Roma però ne ha subito approfittato per chiedere che “la Commissione adotti un approccio coerente, senza tenere in conto l’ammontare totale dei costi sostenuti dall’Italia fin dall’inizio della crisi libica per il calcolo del deficit di uno Stato membro ai fini del patto di stabilità”. “L’Italia”, si legge nella dichiarazione per le minute del Coreper, il Comitato dei rappresentanti permanenti dei governi degli Stati membri, “accoglie con favore la dichiarazione della Commissione che riconosce che i contributi nazionali allo strumento per la Turchia non verranno presi in considerazione per il calcolo del deficit di uno Stato membro, ai fini del patto di stabilità e di crescita. Ciò è in linea con il fatto che la crisi dei rifugiati viene considerata ‘un evento inusuale fuori dal controllo degli Stati membri”. Pertanto, l’Italia si aspetta che i costi sostenuti fin dall’inizio della crisi libica non vengano presi in considerazione nel calcolo del disavanzo”.

Dietro le quinte le trattative continuano serrate per ottenere il via libera su una partita molto più ampia, quella per i 16 miliardi di deficit aggiuntivo previsti dalla legge di Stabilità italiana. L’ultima offerta di Bruxelles, scrive La Repubblica, prevede che nel 2016 Roma rinunci a una parte della flessibilità richiesta per poi beneficiare di un più cospicuo sconto nel 2017, anno fondamentale per il premier in vista delle politiche del 2018. Il ministro Pier Carlo Padoan durante un convegno a Roma con l’omologo britannico George Osborne è tornato a chiedere lumi a Bruxelles: “Ci auguriamo che la risposta (dell’Ue sulla flessibilità nel considerare i conti italiani ndr) sia sciolta presto, per evitare momenti di incertezza“, ha detto

. “Lo sforzo” sulle riforme portato avanti dall’Italia “ci dà diritto” alla flessibilità sui conti pubblici in Europa, ha ribadito ancora una volta il titolare del Mef.

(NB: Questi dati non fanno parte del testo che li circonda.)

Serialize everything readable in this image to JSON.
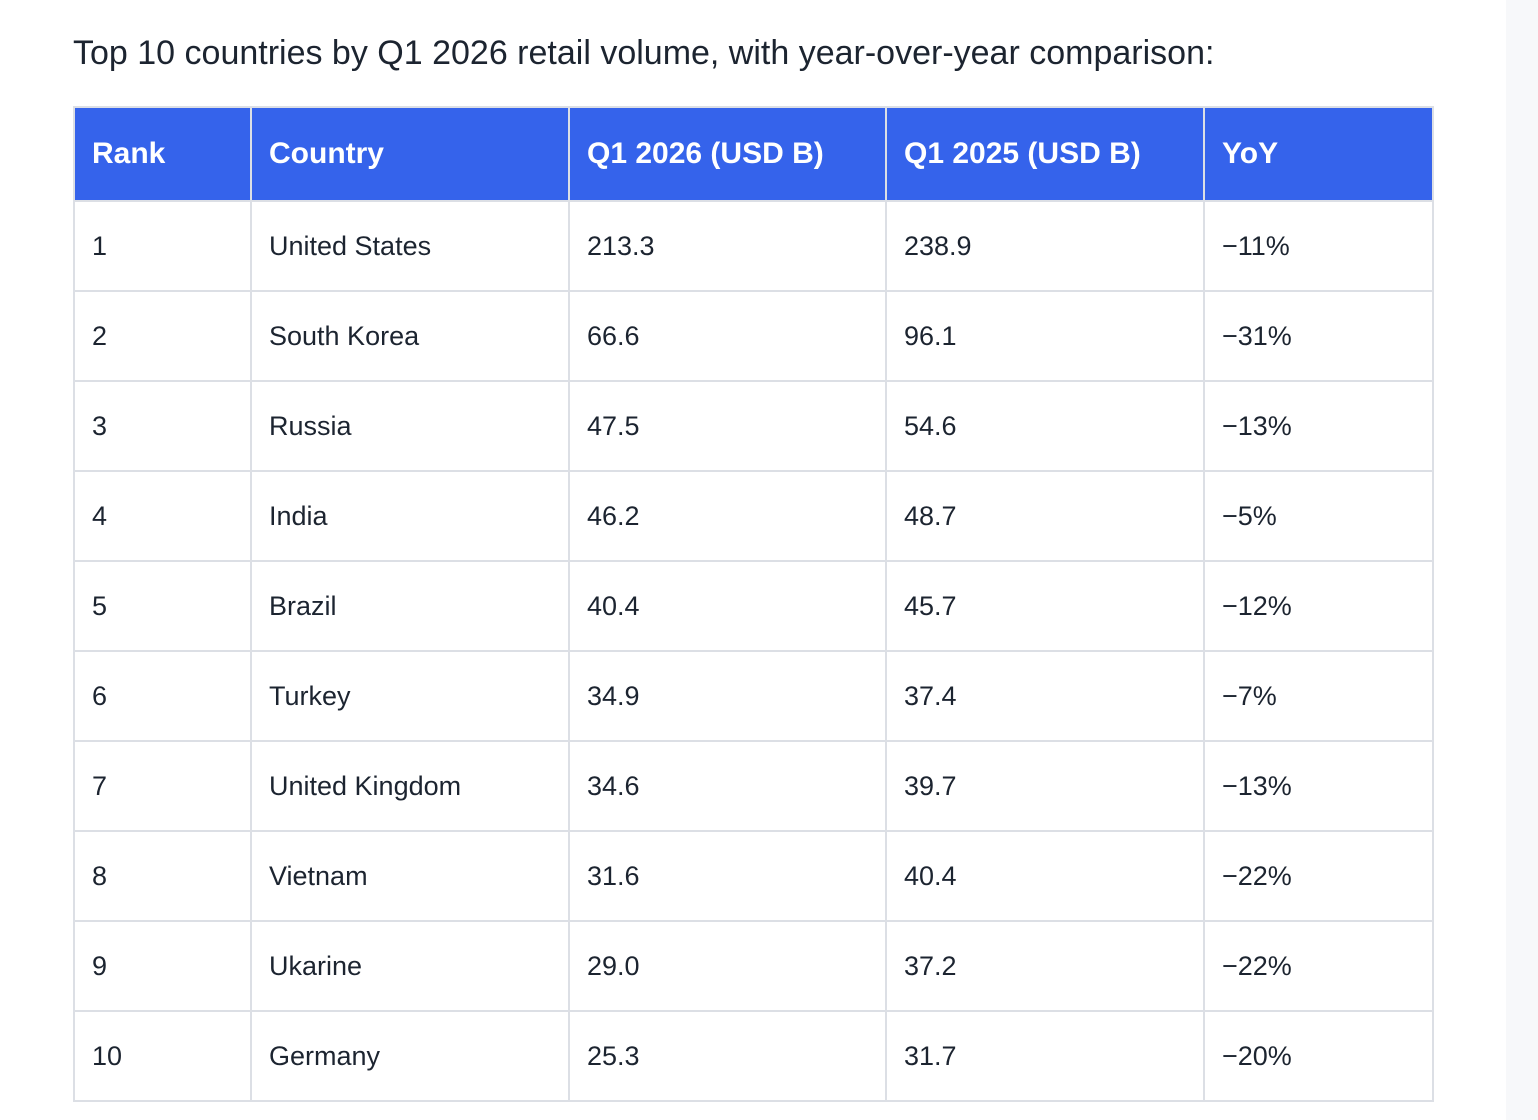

Il richiamo alla Grecia: “Controlli i confini e rispetti gli obblighi” – La questione migranti resta al centro delle preoccupazioni di Bruxelles. “Sui profughi s’è detto tutto, ma molto resta ancora da fare: non abbiamo alcun motivo per cui essere orgogliosi. La crisi dei migranti s’è trasformata in una crisi di solidarietà all’interno dell’Europa” – ha ammesso Juncker esortando dall’Aula di Strasburgo tutti i Paesi a fare la propria parte – oggi ci vorrebbe un nuovo e forte impegno comune. Le accuse reciproche – aggiunge – non portano a nulla, esiste una responsabilità comune e tutti sono chiamati a rispettare le regole. Schengen si salva applicando Schengen, in tutte le sue regole”, ha sottolineato il presidente della Commissione. Che ha quindi dedicato un passaggio del proprio discorso alla situazione dei migranti nella Grecia alle prese con la crisi economica. “In Grecia abbiamo registrato lacune gravi sul controllo delle frontiere esterne a cui il governo greco deve porre rimedio. Nessuno – ha assicurato – ha la volontà di isolare il Paese, che è sottoposto a grande pressione, nessuno vuole stigmatizzare i greci che quotidianamente salvano vite in mare. Non ho mai pensato alla Grexit sui conti, figuriamoci una Grexit sui migranti. Quindi – spiega Juncker – nessun intento di isolare Atene ma la volontà di aiutare la Grecia a rispettare i propri obblighi. Per questo abbiamo deciso sforzi supplementari per la Grecia. Ma il loro effetto sarà limitato – conclude Juncker – se gli altri Paesi non faranno la loro parte. E’ responsabilità di tutti proteggere le frontiere esterne se si vuole evitare che tornino i controlli alle frontiere interne”.